She and her colleagues were interested in the repeated and widespread evolution of these two approaches across the animal tree of life and why certain species develop one strategy over the other.

While smaller studies had investigated the effectiveness of each strategy in nature, a more complete answer requires substantially more environmental variation to tease apart the most influential factors, Guzman says. “It’s only achievable if we run the same thing across a lot of different types of forests and locations with different conditions.”

Her team conducted experiments in 21 wooded areas across six continents, from polar locations such as Finland and Canada to warmer forests in Kenya, Australia and Brazil. From 2020 to 2022, colleagues around the globe prepared more than 15,000 paper triangles simulating moths or butterflies.

Some were colored with orange-black warning striping — a typical palette for moth defensive colors — while others had an unusual bright turquoise-black pattern. A third set had barklike camouflage. The researchers attached mealworms to these mock moths as bait for local birds, then set them out in the forest, recording how many mealworms the birds ate over an eight-day period. The scientists also collected data on forest light levels along with predator and prey insect populations through bird and butterfly surveys.

Neither defense worked universally best, the team found. Rather, the relative protection of the mock moths depended on local factors. For instance, warning colors were more effective in places with few predators.

“That fits well with the theory that suggests that when competition is intense, the predators just have to go and eat whatever they can,” Guzman says. “[The color is] just attracting attention. It’s not working as a warning signal anymore.”

Kikuchi was surprised at how well the typical orange-black warning signal worked across various ecosystems.

“There is often quite strong selection against rather small deviations from local warning signals,” he says. Patterns that fall outside the local norm might not be recognized as warnings, theoretically leaving those aberrant insects undefended.
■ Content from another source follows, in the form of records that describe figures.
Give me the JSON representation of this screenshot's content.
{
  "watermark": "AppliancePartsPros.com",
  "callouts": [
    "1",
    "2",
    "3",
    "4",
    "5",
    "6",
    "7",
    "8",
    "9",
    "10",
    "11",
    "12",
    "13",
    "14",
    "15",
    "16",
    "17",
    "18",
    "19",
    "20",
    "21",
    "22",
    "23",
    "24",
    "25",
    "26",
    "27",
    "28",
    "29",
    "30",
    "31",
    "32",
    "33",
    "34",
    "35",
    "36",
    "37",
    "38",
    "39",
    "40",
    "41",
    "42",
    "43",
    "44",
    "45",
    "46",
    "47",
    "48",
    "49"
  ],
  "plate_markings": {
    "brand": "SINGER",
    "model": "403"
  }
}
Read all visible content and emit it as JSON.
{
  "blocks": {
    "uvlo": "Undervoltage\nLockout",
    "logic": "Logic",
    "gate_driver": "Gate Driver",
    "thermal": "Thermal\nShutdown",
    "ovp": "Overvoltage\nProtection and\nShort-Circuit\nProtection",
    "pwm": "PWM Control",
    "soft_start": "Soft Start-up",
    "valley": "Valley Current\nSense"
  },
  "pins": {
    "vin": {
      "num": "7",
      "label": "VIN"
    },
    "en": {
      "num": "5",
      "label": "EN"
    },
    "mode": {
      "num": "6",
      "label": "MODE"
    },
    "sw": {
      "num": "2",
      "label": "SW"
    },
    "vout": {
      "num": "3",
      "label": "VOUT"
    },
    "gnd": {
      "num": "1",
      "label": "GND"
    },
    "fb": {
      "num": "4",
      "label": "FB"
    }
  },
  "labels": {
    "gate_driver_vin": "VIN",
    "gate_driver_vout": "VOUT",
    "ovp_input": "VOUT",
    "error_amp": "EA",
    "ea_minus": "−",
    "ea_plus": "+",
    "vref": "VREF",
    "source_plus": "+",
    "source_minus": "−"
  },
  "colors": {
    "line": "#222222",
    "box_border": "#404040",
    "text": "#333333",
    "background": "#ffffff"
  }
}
Light levels had little impact on the effectiveness of warning signals, though camouflage didn’t work as well in low light levels. 

“If the habitat has big changes in light levels from things like logging, that could potentially have a very big impact on the community of prey,” Guzman says, possibly dampening the camouflage’s effectiveness and leading to more insects being eaten. “But [it] might not as badly affect the species that uses warning signals.”

The findings may mean that camouflage coloring could appear and disappear more readily over evolutionary timescales compared with the more resilient warning signals.

Guzman says she’s now curious to see how human transformations of the environment influence the relative success of these defensive strategies.